Estou terminando de escrever um livro, que deve ser meu próximo, o mais difícil (para mim mesmo) que já escrevi. Divido ou antecipo aqui um pequeno trecho, que fala sobre a própria dificuldade de escrevê-lo. (E esse aí da foto sou eu mesmo, piqueno, objeto dessa obra).

"Deveria ser fácil, mas assumir os erros e enfrentar a nós mesmos para mudar e melhorar é uma tarefa ainda mais difícil que enfrentar os outros. Mudar é doloroso, pois no caminho temos de encarar quem somos, nossos medos, nossas falhas.

Precisamos de humildade para aceitar que não sabemos tudo, que temos problemas e que nossa felicidade depende dos outros. Isso fica muito evidente quando temos filhos. É por eles, até mais do que por nós mesmos, que devemos tentar ser melhores.

Aprendi a duras penas. O exercício de escrever é um processo de reflexão, do qual acabamos dependentes. Escrevemos não por vaidade, ou por exibicionismo, ou para ficar na posteridade, mas para viver. Seja como autor de livros de ficção como de não ficção, eu me obrigo primeiro a quebrar a casca da ostra, a encarar a verdade interior.

Depois, aceito o que nunca faço: me expor. Escancarar as portas da alma, sem segredos, é uma forma de mudar, superar a dificuldade de estabelecer uma ponte para o mundo. Ao escrever, ajudamos a nós mesmos; ao publicar o que escrevemos, a intenção é ajudar também os outros na mesma situação. O que vemos nos livros pode ser informação, ciência ou arte, mas em última análise é o aprendizado com a experiência humana, que dividimos uns com os outros.

Aquele que abre o coração expia seu sofrimento em busca de redenção. Dá o primeiro passo para a admissão de que é um ser humano. E descobre, ao abrir os braços, que os outros o acolhem. Saber que não estamos sozinhos no mundo e receber esse retorno, tanto quanto dá-lo, traz um grande alívio."

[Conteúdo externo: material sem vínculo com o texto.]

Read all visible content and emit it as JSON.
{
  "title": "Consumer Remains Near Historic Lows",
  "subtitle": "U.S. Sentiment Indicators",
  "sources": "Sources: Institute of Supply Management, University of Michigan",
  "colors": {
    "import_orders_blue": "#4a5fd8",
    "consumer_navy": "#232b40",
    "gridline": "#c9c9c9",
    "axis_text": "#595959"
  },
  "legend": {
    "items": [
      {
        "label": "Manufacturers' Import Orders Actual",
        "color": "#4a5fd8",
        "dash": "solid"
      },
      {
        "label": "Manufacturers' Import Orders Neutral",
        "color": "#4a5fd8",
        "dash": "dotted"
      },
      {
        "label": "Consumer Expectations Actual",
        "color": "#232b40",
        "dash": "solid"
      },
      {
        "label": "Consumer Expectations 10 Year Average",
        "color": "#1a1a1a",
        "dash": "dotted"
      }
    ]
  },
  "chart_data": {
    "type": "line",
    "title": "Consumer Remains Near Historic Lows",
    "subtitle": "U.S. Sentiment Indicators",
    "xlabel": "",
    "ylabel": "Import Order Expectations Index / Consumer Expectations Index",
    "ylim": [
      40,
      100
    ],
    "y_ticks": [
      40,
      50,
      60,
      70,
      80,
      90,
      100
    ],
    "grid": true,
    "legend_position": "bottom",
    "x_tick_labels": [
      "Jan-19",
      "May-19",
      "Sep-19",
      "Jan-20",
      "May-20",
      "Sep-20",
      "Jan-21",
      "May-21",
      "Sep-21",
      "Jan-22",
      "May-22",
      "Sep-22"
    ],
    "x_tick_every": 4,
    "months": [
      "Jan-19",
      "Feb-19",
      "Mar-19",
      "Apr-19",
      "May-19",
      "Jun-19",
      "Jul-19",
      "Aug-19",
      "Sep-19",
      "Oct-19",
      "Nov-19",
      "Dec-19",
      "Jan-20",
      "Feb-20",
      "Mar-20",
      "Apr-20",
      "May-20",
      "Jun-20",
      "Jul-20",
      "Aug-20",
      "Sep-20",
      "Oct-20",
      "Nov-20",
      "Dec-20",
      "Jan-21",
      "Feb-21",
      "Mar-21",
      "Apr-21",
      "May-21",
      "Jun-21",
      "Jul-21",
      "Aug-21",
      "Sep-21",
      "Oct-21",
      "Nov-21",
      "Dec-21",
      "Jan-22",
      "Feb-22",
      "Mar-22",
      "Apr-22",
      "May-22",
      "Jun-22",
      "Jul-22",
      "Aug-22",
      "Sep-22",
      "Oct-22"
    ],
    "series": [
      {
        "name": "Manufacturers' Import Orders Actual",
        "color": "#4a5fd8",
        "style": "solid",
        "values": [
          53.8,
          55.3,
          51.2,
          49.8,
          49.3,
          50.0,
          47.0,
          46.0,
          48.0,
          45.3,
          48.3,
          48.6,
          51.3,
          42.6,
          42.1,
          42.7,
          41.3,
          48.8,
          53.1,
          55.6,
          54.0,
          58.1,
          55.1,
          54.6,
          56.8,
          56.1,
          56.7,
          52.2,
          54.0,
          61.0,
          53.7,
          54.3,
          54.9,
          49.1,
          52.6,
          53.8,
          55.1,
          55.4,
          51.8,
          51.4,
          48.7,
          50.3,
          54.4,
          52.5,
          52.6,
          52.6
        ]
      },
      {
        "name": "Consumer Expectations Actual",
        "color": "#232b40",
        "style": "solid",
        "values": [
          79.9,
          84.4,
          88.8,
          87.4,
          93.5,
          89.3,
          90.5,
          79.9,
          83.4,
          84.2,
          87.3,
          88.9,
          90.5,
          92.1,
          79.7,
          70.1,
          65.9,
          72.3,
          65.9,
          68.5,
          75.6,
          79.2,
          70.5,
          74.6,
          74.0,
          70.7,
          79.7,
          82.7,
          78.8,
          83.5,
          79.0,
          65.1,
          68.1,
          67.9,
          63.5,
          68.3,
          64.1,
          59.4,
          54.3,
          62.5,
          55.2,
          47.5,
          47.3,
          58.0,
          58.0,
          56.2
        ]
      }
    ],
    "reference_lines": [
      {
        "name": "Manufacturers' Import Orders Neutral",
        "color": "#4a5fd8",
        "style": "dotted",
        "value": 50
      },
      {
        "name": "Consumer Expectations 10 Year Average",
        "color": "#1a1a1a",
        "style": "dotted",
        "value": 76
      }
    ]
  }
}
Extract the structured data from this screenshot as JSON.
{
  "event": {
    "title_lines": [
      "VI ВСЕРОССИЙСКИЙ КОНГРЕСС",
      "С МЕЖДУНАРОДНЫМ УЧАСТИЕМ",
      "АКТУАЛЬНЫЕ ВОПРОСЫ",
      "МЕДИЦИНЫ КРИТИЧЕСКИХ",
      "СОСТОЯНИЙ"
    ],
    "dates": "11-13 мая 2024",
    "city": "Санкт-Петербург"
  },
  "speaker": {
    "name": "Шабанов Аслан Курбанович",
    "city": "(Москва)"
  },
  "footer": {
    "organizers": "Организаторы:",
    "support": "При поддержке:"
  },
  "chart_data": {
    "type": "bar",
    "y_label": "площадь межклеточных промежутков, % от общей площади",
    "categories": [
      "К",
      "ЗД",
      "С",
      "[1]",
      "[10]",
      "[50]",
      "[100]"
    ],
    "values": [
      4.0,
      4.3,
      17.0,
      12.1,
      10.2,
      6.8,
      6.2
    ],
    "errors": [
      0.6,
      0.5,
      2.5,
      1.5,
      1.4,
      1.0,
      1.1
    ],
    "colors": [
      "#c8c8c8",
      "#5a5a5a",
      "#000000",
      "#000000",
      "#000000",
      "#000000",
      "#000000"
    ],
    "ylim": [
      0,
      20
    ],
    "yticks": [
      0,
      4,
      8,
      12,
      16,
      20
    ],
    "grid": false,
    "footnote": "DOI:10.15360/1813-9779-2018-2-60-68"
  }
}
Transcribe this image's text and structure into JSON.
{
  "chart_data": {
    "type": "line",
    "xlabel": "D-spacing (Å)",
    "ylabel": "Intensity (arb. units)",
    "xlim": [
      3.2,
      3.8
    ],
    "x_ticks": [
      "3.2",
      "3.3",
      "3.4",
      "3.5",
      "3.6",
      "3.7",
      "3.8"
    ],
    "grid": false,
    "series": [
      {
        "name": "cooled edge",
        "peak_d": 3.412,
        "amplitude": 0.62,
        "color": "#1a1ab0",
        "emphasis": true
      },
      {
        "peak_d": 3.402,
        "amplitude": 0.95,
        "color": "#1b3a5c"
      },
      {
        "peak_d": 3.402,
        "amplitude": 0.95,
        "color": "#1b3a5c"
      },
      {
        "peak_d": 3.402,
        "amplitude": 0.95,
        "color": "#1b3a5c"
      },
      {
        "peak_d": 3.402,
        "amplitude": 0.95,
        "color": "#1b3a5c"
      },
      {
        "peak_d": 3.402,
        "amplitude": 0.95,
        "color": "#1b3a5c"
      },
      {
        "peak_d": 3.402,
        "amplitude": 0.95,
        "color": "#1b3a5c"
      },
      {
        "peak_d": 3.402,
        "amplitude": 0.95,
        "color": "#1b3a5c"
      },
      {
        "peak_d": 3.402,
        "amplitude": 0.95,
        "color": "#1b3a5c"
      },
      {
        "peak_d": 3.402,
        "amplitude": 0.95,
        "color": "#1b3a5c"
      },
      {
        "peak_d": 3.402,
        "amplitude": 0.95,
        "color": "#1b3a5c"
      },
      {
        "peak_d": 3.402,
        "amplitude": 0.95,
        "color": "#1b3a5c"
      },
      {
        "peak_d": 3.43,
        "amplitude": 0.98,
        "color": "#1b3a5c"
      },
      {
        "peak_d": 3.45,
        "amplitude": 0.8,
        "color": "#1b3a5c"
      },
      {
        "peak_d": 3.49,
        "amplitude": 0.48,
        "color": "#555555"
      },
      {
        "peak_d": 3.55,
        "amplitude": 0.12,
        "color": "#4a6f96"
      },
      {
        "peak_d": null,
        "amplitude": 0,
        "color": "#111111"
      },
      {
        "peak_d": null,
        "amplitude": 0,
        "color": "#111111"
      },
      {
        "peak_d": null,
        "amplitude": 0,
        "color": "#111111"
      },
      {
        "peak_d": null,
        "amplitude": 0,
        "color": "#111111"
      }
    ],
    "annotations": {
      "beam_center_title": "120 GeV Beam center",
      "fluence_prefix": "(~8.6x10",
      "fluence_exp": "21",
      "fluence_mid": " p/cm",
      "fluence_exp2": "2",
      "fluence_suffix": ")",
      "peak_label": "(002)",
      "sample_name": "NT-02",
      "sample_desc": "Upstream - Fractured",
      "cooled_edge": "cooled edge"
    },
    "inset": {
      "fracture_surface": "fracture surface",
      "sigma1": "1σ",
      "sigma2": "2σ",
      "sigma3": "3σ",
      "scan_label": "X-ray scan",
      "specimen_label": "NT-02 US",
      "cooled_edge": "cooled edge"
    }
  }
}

quinta-feira, 28 de março de 2019

Escritor não é profissão

Por vezes, me identificam assim, numa entrevista: "o escritor Thales Guaracy..." Ou me perguntam como é "ser um escritor".

Pode parecer estranho, mas isso para mim não tem sentido. Nunca escrevi na ficha de hotel, onde se coloca a profissão: "escritor". Nunca me referi assim a mim mesmo, nunca me apresentei dessa forma, a ninguém.

Escrever não é nada. Pelo menos, em si. Importante, para mim, são as ideias. Escrever é pensar. O resto é datilografia.

Não me defino, portanto, como escritor. Sou jornalista profissional, formado na USP. Sou bacharel em Ciências Sociais - antropologia, sociologia e política - formado também na USP. 

Na ficha, escrevo: "jornalista", para facilitar, já quem não tem muita gente que sabe o que é um cientista social. E só. (Bem, hoje em dia tem muita gente que não sabe o que é jornalista).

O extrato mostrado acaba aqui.